Module 8 - ACA Monitoring and Observability with Application Insights¶

In this module, we will explore how we can configure ACA and ACA Environment with Application Insights which will provide a holistic view of our container apps health, performance metrics, logs data, various telemetries and traces. A CA do not support Auto-Instrumentation for Application Insights, so in this module, we will be focusing on how we can integrate Application Insights into our microservice application.

Application Insights overview¶

Application Insights is an offering from Azure Monitor that will help us to monitor all ACAs under the same Container App Environment and collect telemetry about the services within the solution, as well as understand the usage of the services and users' engagement via integrated analytics tools.

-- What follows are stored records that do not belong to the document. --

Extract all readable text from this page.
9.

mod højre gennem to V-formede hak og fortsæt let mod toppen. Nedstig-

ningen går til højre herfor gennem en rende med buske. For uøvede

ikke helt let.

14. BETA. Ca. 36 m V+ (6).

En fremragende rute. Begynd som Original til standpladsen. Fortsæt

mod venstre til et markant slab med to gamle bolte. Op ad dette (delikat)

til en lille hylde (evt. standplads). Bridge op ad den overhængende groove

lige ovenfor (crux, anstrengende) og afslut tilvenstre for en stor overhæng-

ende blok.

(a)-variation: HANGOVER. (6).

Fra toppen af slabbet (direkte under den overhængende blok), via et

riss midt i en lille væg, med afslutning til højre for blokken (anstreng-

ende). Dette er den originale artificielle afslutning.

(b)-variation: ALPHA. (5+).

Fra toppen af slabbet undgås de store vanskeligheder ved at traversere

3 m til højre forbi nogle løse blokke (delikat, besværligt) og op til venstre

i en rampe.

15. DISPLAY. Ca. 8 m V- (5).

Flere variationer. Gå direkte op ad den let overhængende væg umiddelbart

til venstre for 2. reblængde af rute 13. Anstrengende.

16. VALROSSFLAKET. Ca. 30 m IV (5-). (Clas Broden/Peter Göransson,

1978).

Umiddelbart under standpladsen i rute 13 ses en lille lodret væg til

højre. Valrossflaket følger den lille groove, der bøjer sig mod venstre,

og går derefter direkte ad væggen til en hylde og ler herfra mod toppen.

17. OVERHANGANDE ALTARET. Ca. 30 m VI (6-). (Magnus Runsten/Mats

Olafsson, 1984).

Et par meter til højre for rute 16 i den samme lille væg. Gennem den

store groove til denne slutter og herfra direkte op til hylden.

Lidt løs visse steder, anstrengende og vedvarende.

What we mean by Telemetry here is the data collected to observe our application, it can be broken into three categories :

1. Distributed Tracing: provides insights into the traffic between services involved in distributed transactions, think of when the Frontend Web App talks with the Backend Api App to insert or retrieve data. An application map of how calls are flowing between services is very important for any distributed application.
2. Metrics: provide insights into the performance of a service and its resource utilization, think of the CPU and Memory utilization of the Backend Background processor, and how we can understand when we need to increase the number of replicas.
3. Logging: provides insights into how code is executing and if errors have occurred.

In this module we have already provisioned a Workspace-based Application Insights Instance and configured it with ACA environment by setting the property --dapr-instrumentation-key whn creating the environment, so we will assume that you have already an instance of Application Insights created and ready to be used in the 3 Contains Apps.

Installing Application Insights SDK into the 3 Microservices apps¶

1. Install the Application Insights SDK using NuGet¶

Now we need to add Application Insights SDK to the three services we have, this is an identical operation.

Add the SDK, using below NuGet reference in the csproj file of the Backend API project, you can find the csproj file under the project folder TasksTracker.TasksManager.Backend.Api:

  <ItemGroup>
    <!--Other packages are removed for brevity-->
    <PackageReference Include="Microsoft.ApplicationInsights.AspNetCore" Version="2.21.0" />
  </ItemGroup>

2. Set RoleName property in all the services¶

For each project, we will add a new file on the root directory of the project TasksTracker.TasksManager.Backend.Api.

namespace TasksTracker.TasksManager.Backend.Api
{
    public class AppInsightsTelemetryInitializer : ITelemetryInitializer
    {
        public void Initialize(ITelemetry telemetry)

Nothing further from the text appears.